Homework 3: Principal Component Analysis

About

Due

Monday 2/11/19, 11:59 PM CST

Goal

The goal of this homework is to use PCA to smooth the noise in the provided data. 

Submission

Submission will be through gradescope:

Code and External Libraries

The assignment can be done using any programming language.
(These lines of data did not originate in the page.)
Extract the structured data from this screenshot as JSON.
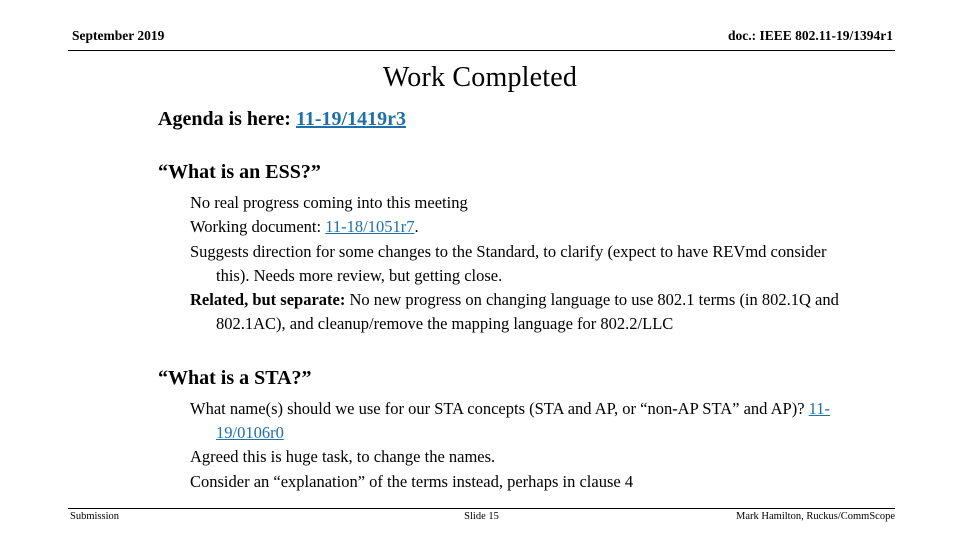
{
  "header": {
    "date": "September 2019",
    "doc_id": "doc.: IEEE 802.11-19/1394r1"
  },
  "title": "Work Completed",
  "link_color": "#1f6fa8",
  "agenda": {
    "label": "Agenda is here: ",
    "link": "11-19/1419r3"
  },
  "sections": [
    {
      "heading": "“What is an ESS?”",
      "items": [
        {
          "text": "No real progress coming into this meeting"
        },
        {
          "prefix": "Working document: ",
          "link": "11-18/1051r7",
          "suffix": "."
        },
        {
          "text": "Suggests direction for some changes to the Standard, to clarify (expect to have REVmd consider this).  Needs more review, but getting close."
        },
        {
          "bold_prefix": "Related, but separate:",
          "text": " No new progress on changing language to use 802.1 terms (in 802.1Q and 802.1AC), and cleanup/remove the mapping language for 802.2/LLC"
        }
      ]
    },
    {
      "heading": "“What is a STA?”",
      "items": [
        {
          "prefix": "What name(s) should we use for our STA concepts (STA and AP, or “non-AP STA” and AP)? ",
          "link": "11-19/0106r0"
        },
        {
          "text": "Agreed this is huge task, to change the names."
        },
        {
          "text": "Consider an “explanation” of the terms instead, perhaps in clause 4"
        }
      ]
    }
  ],
  "footer": {
    "left": "Submission",
    "center": "Slide 15",
    "right": "Mark Hamilton, Ruckus/CommScope"
  }
}
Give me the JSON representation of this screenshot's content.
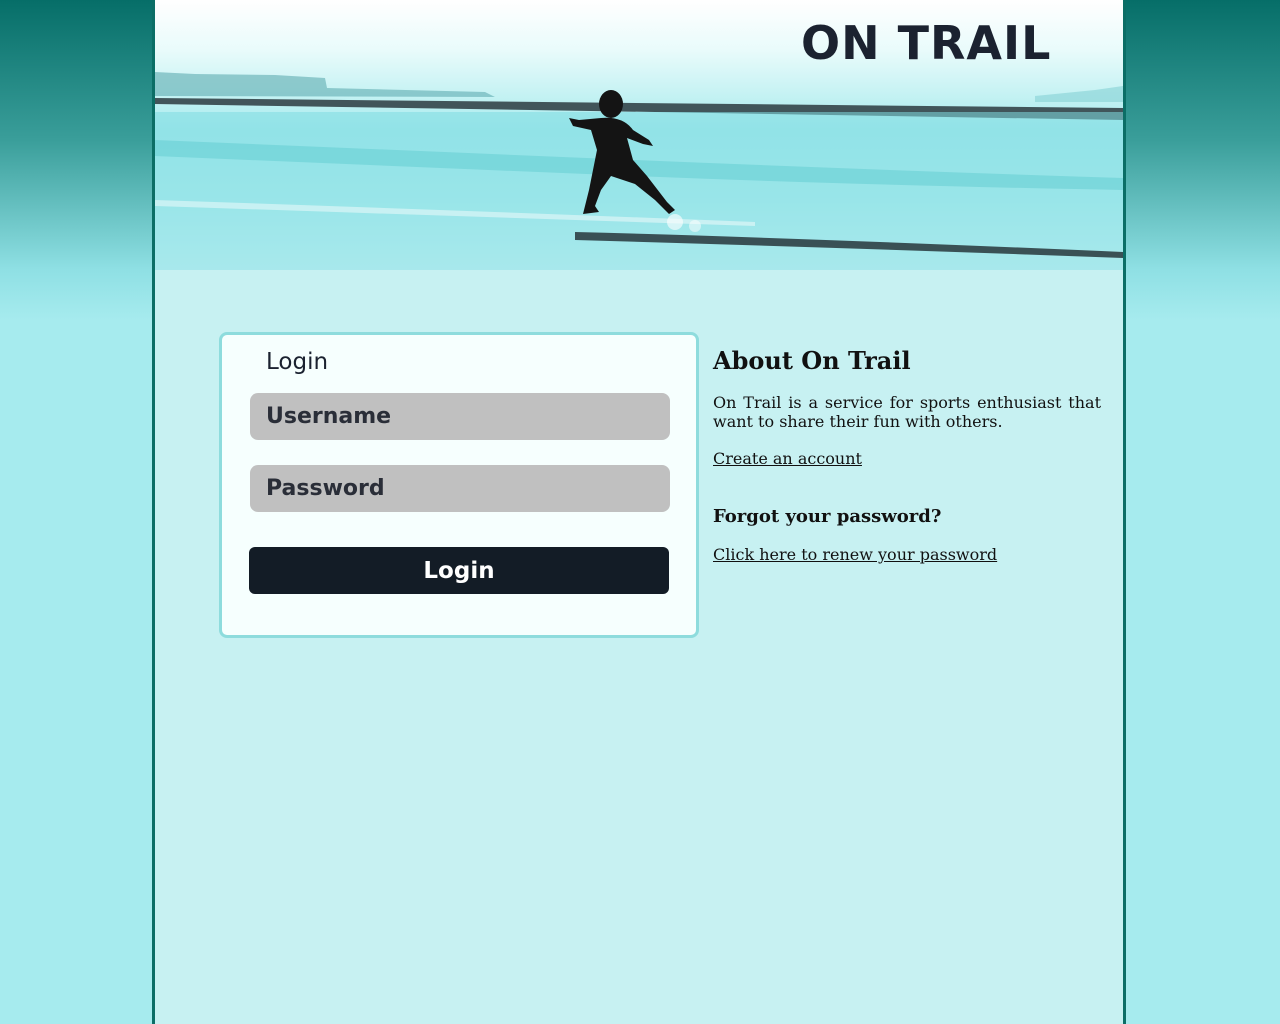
{
  "brand": {
    "title": "ON TRAIL"
  },
  "colors": {
    "background_top": "#066e68",
    "background_bottom": "#a6ebee",
    "page_background": "#c7f1f2",
    "page_border": "#0b6e66",
    "login_box_border": "#8edcdd",
    "input_background": "#c0c0c0",
    "button_background": "#131c26",
    "button_text": "#ffffff"
  },
  "login": {
    "title": "Login",
    "username_placeholder": "Username",
    "password_placeholder": "Password",
    "submit_label": "Login"
  },
  "about": {
    "heading": "About On Trail",
    "description": "On Trail is a service for sports enthusiast that want to share their fun with others.",
    "create_account_link": "Create an account",
    "forgot_heading": "Forgot your password?",
    "renew_link": "Click here to renew your password"
  },
  "banner": {
    "image": "runner-silhouette-on-beach"
  }
}
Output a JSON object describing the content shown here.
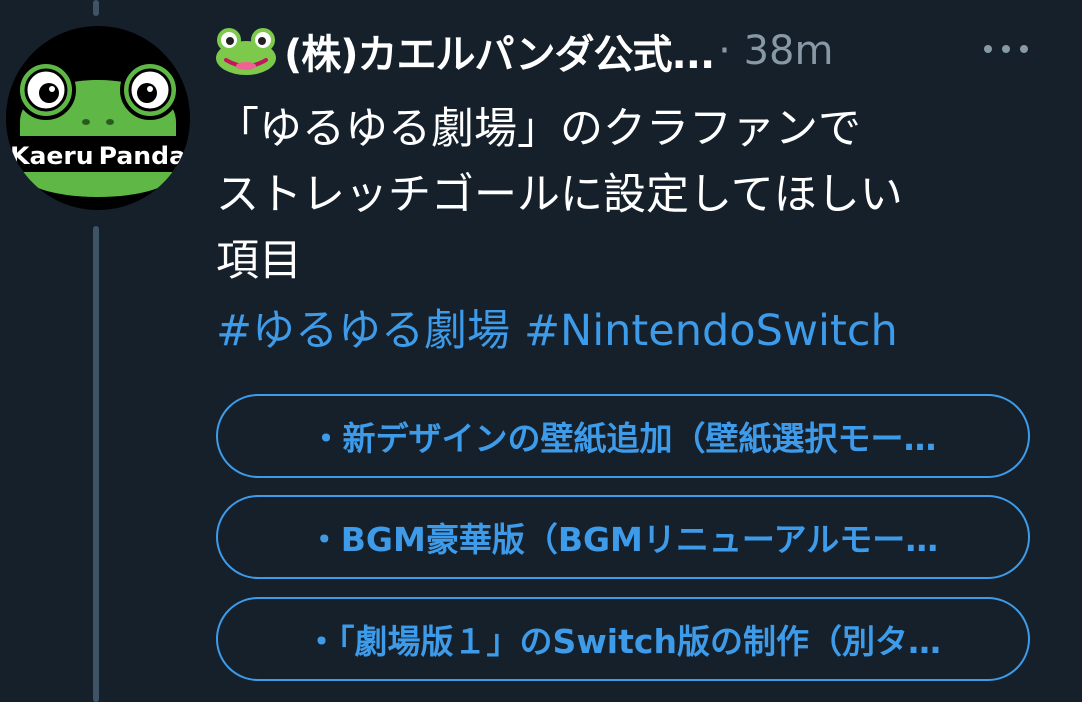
{
  "tweet": {
    "avatar_text": "Kaeru Panda",
    "author_emoji_icon": "frog-face-icon",
    "author_name": "(株)カエルパンダ公式...",
    "meta": "· 38m",
    "more_icon": "more-horizontal-icon",
    "body_lines": [
      "「ゆるゆる劇場」のクラファンで",
      "ストレッチゴールに設定してほしい",
      "項目"
    ],
    "hashtags": [
      "#ゆるゆる劇場",
      "#NintendoSwitch"
    ]
  },
  "poll": {
    "options": [
      {
        "label": "・新デザインの壁紙追加（壁紙選択モー…"
      },
      {
        "label": "・BGM豪華版（BGMリニューアルモー…"
      },
      {
        "label": "・「劇場版１」のSwitch版の制作（別タ…"
      }
    ]
  },
  "colors": {
    "background": "#15202b",
    "text": "#ffffff",
    "secondary": "#8899a6",
    "accent": "#3d9be9",
    "thread_line": "#3d5466",
    "frog_green": "#5fb845"
  }
}
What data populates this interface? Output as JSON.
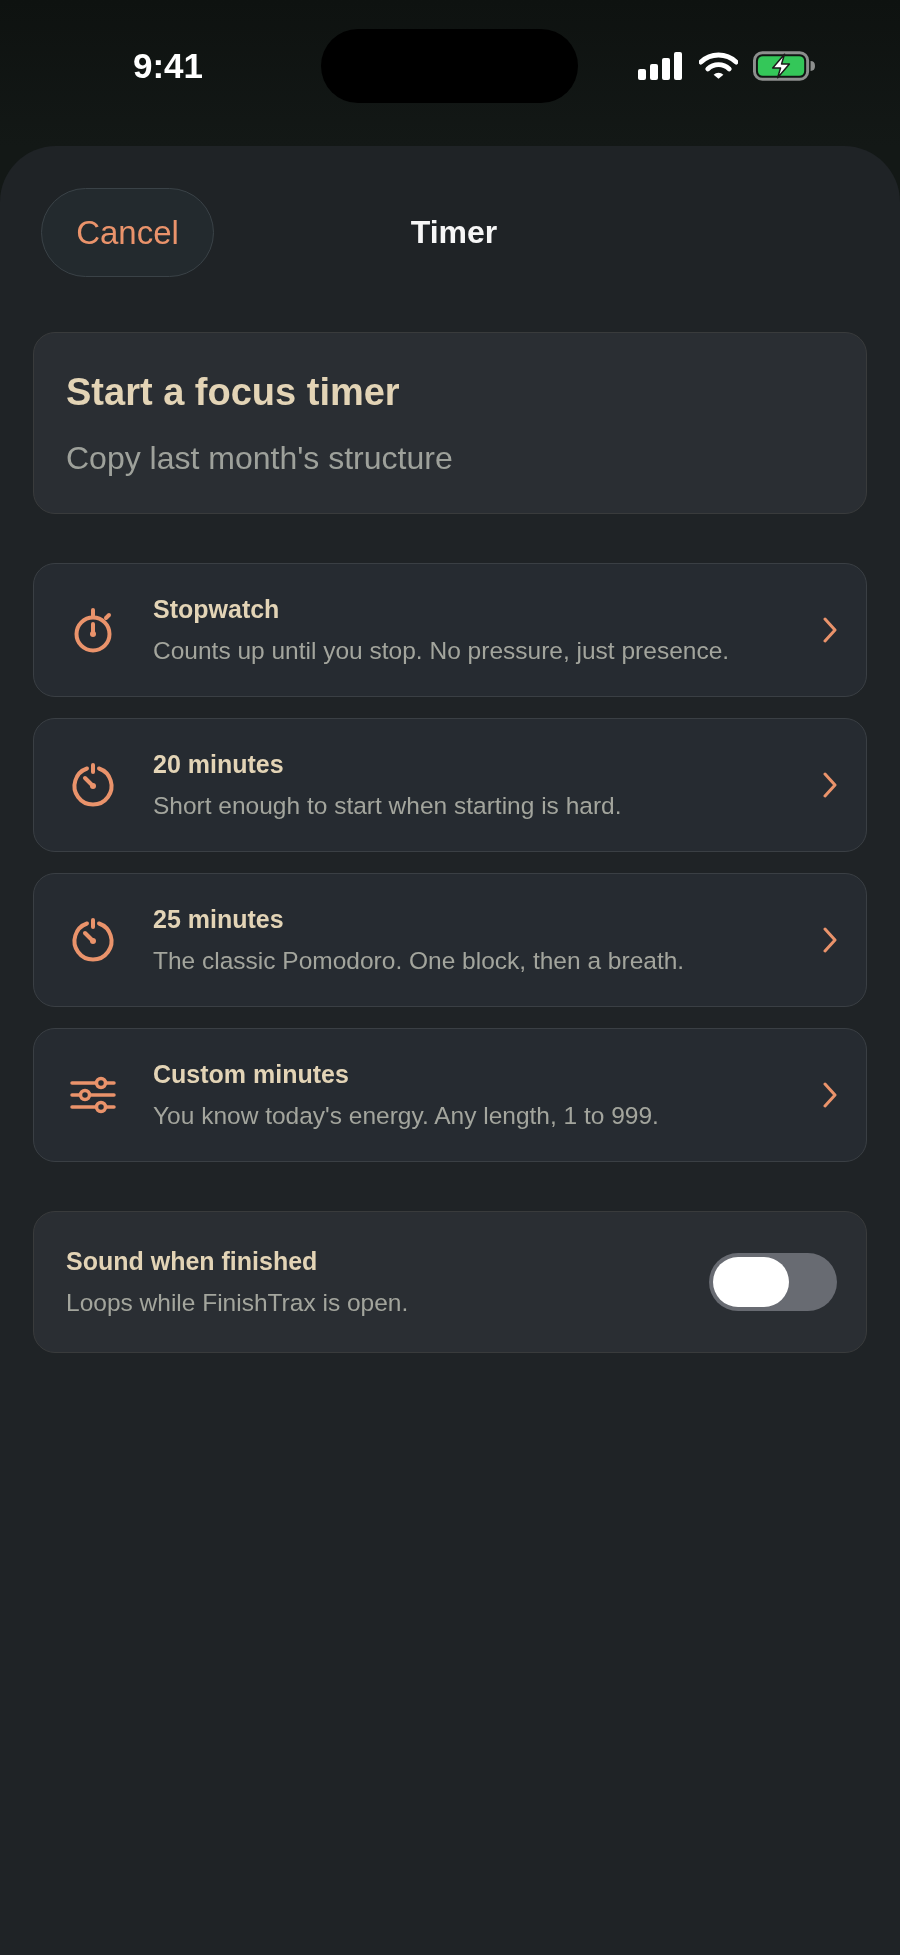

You may use a PCA package if you so choose but remember you need to understand what comes out of the package to get the homework right!

Problems

Total points: 100

At here, you will find a five noisy versions of the Iris dataset, and a noiseless version. For each of the 5 noisy data sets, you should compute the principal components in two ways. In the first, you will use the mean and covariance matrix of the noiseless dataset. In the second, you will use the mean and covariance of the respective noisy datasets. Based on these components, you should compute the mean squared error between the noiseless version of the dataset and each of a PCA representation using 0 (i.e. every data item is represented by the mean), 1, 2, 3, and 4 principal components. The mean squared error here should compute the sum of the squared errors over the features and compute the mean of this over the rows. For example, if the noiseless version has two rows [1,2,3,4] and [0,0,0,0] and the reconstructed version is [1,2,3,0] and [1,1,1,1] the MSE would be (16 + 4) / 2 = 10

. You should produce:
Number of PCs 0N 1N 2N 3N 4N 0c 1c 2c 3c 4c
Dataset I                    
Dataset II                    
Dataset III                    
Dataset IV                    
Dataset V                    

Submission

Submit to Gradescope:

  1. (50 points) A CSV file containing your numbers for the table. The CSV file should be named "{yournetid}-numbers.csv" (e.g., taw-numbers.csv). The first line should read "0N, 1N, 2N, 3N, 4N, 0c, 1c, 2c, 3c, 4c" (see the previous section for what it should look like). The following lines should be the rows of the table, in order, and contain only numbers. You should provide your numbers to at least three digits.
  2. (45 points) The reconstruction of Dataset I as a CSV file in the same format as the datasets. The CSV file should be named "{yournetid}-recon.csv" (e.g., taw-recon.csv). Each row is your reconstructed version of the data item. The first line should be a header reading: "Sepal.Length","Sepal.Width","Petal.Length","Petal.Width" Each following line is your reconstruction of a data item, in order (so first data item first, etc).
  3. (5 points) Your source code. It can be a .R file if you use R, or a .py file if you use Python.